Coverage of the Survey of smoking, drinking and drug use among young people in England has focused – not surprisingly – on the news that fewer children are tolerant of their peers drinking. Given the number of headlines reporting on ‘Binge Britain’, this is great to see. Since 11 to 15 year olds, like the rest of us, are more likely to drink than smoke or take illicit drugs, Chris Sorek from Drinkaware might be right when he suggests that the fact that more children don’t approve of their peers drinking is an early sign of a change in the nation's drinking culture.
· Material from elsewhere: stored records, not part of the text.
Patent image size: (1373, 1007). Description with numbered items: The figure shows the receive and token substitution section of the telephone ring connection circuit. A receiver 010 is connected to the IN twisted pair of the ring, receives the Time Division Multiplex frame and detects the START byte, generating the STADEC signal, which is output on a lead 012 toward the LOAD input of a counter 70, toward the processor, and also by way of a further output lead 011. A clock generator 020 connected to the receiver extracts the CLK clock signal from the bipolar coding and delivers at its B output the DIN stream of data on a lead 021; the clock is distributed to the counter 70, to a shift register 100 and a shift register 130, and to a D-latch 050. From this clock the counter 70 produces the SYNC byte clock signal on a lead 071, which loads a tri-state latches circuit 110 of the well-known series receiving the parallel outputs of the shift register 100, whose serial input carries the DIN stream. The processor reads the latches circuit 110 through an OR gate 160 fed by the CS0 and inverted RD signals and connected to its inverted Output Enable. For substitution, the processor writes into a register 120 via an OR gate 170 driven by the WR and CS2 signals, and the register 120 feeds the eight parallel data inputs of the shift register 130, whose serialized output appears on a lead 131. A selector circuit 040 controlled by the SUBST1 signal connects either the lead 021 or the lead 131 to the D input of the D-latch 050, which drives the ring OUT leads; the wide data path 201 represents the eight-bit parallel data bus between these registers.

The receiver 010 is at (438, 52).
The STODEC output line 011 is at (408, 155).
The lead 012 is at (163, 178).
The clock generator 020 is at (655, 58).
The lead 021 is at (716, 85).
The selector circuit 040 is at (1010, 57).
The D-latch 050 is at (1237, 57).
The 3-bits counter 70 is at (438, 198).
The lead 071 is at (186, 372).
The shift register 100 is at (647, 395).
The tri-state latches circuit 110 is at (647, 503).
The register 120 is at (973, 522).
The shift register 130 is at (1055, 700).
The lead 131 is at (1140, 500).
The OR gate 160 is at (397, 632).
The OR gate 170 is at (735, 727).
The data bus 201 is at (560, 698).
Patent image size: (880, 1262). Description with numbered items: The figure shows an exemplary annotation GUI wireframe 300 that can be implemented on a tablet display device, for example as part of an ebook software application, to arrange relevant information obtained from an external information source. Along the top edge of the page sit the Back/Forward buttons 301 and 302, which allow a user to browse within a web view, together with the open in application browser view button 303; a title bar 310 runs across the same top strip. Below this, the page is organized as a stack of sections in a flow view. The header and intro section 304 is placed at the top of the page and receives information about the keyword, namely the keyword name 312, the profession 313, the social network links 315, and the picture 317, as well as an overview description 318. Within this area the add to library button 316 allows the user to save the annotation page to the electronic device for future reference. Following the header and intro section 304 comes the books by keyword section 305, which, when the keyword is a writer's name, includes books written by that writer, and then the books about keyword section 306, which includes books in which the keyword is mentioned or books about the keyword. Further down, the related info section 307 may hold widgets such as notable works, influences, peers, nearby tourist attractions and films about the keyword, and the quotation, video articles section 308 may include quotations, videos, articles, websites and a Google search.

By contrast, the long-term decline in young people’s smoking has passed without comment. The 2010 survey measured the lowest ever levels of regular smoking – just one in twenty 11 to 15 year olds smoke at least once a week. Yet thirty years ago smoking in this age group was as common as drinking alcohol is now. In 1982, the year the survey started, the majority (53%) of 11 to 15 year olds had tried smoking. By the age of 15, a quarter of boys and girls considered themselves regular smokers.
In the same year, 1982, 35% of adults smoked. Even then, the health impacts of smoking were known. In the intervening years, a combination of persuasion, taxation and increasing restrictions on where people can smoke have made smoking less attractive and less tolerated. Now just one in five adults smoke.
So smoking is no longer the common experience it once was. In one sense this is a public health triumph. But it’s not all good news.
Smoking is a major cause of health inequalities. In England, smoking still causes more premature death than the next six causes put together. Men and women in the lowest income quintile are three times as likely to smoke as those in the highest income quintile. The better-off are less likely to start smoking and find it easier to stop. This translates directly into mortality. The 2010 Marmot review of health inequalities reported that “Smoking accounts for approximately half of the difference in life expectancy between the highest and the lowest income groups.”
What has this to do with schoolchildren’s smoking habits? Well, the survey of smoking, drinking and drug use among young people in England highlights the extent to which parents who smoke influence their children. This manifests itself in several ways. Boys and girls are increasingly likely to smoke as the number of smokers they live with increases; 22% of 11 to 15 year olds who live with three or more smokers smoke regularly, compared with 2% who live in non-smoking households. Young people who live with smokers are more likely to report that their families are more tolerant of their own smoking. Parents are also sources of cigarettes; one in ten regular smokers in this age group is given cigarettes by their parents and a similar proportion say that their parents buy cigarettes for them from shops.
This is all the more concerning because there is evidence that those who take up smoking in their teens find it hardest to give up as adults. Already two-thirds of 11 to 15 year old regular smokers say that they would find it hard not to smoke for a week, and three-fifths had tried (and failed) to give up.
Of course, there are other reasons why children start to smoke. But our research makes a powerful case that public health policy must address the inter-generational effects of smoking. Otherwise, it has the potential to be a deadly inheritance that will affect the poorest the most.